Andriy sintió un peso en el pecho.
—Entonces alguien lo preparó específicamente para ella.
Iryna asintió.
—Y hay algo más.
Sacó una pequeña lupa y señaló el borde del parche.
—Mira esto.
Había una segunda capa adhesiva debajo.
—Lo que sea que pusieron aquí no estaba diseñado para tratarla. Estaba diseñado para permanecer pegado.
Andriy recordó inmediatamente las palabras de Mykola.
“¿Está consciente? ¿Dijo algo?”
No había preguntado si su esposa estaba viva.
Había preguntado si podía hablar.
—Necesito revisar las cámaras del hospital —dijo Andriy.
—Ya lo estoy haciendo.
Iryna sacó su teléfono.
—Y mientras tanto, revisé algo más. El lote del medicamento que apareció en el parche fue registrado hace seis meses.
Andriy levantó la mirada.
—¿Por quién?
Iryna deslizó una hoja hacia él.
El distribuidor era una empresa farmacéutica vinculada a una de las farmacias de Mykola.
El silencio se volvió pesado.
—Podría ser una coincidencia —dijo Iryna.
Andriy negó lentamente.
—No después de veinte años.
En ese momento, la puerta se abrió.
La enfermera Oksana entró apresuradamente.
—Doctor Shevchuk.
Andriy se levantó.
—¿Qué ocurre?
—Natalia despertó.
Su corazón dio un golpe.
—¿Está consciente?
—Sí. Pero está muy débil.
Andriy siguió a Oksana hasta la UCI.
Natalia tenía los ojos apenas abiertos.
Cuando vio a Andriy, intentó hablar.
—No… dejes…
Él se inclinó.
—Natalia, tranquila. Estás a salvo.
Ella negó con la cabeza.
—No… confíes… en Mykola.
Andriy se quedó inmóvil.
Natalia reunió las pocas fuerzas que tenía.
—Él… sabía…
El monitor comenzó a acelerar.
Oksana intervino inmediatamente.
—¡Doctor!
Andriy tomó su mano.
—Natalia, ¿qué sabía?
Ella lo miró con terror.
—Que… yo había descubierto…
La frase quedó suspendida.
—¿Qué descubriste?
Natalia cerró los ojos.
Antes de perder nuevamente el conocimiento, susurró cuatro palabras:
—No soy su primera víctima.
Andriy se quedó helado.
Al salir de la habitación, Iryna lo esperaba en el pasillo.

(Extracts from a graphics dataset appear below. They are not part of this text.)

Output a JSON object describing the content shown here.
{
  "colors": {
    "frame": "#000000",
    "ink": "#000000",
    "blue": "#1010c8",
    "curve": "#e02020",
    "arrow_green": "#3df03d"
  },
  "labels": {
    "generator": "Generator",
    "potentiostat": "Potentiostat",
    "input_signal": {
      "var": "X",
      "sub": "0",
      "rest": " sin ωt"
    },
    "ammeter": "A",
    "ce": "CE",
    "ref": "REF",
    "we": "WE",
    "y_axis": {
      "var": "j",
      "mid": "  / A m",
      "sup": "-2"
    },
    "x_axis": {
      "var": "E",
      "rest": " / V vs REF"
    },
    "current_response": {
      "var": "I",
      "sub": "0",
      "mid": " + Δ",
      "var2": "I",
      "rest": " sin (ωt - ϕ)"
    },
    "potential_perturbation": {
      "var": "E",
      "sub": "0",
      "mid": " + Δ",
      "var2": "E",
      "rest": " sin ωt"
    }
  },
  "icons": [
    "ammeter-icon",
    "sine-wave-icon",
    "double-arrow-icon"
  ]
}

Tenía el teléfono en la mano.
—Andriy, tenemos un problema.
—¿Qué pasó?
Iryna le mostró una grabación de seguridad.
Era Mykola entrando al hospital horas antes.
Pero no estaba solo.
A su lado caminaba una mujer que Andriy reconoció inmediatamente.

La misma mujer que había firmado como testigo en el último testamento de Natalia.
Y en la mano de Mykola había una pequeña bolsa gris.
Exactamente del mismo tamaño que el parche que había encontrado sobre el pecho de Natalia.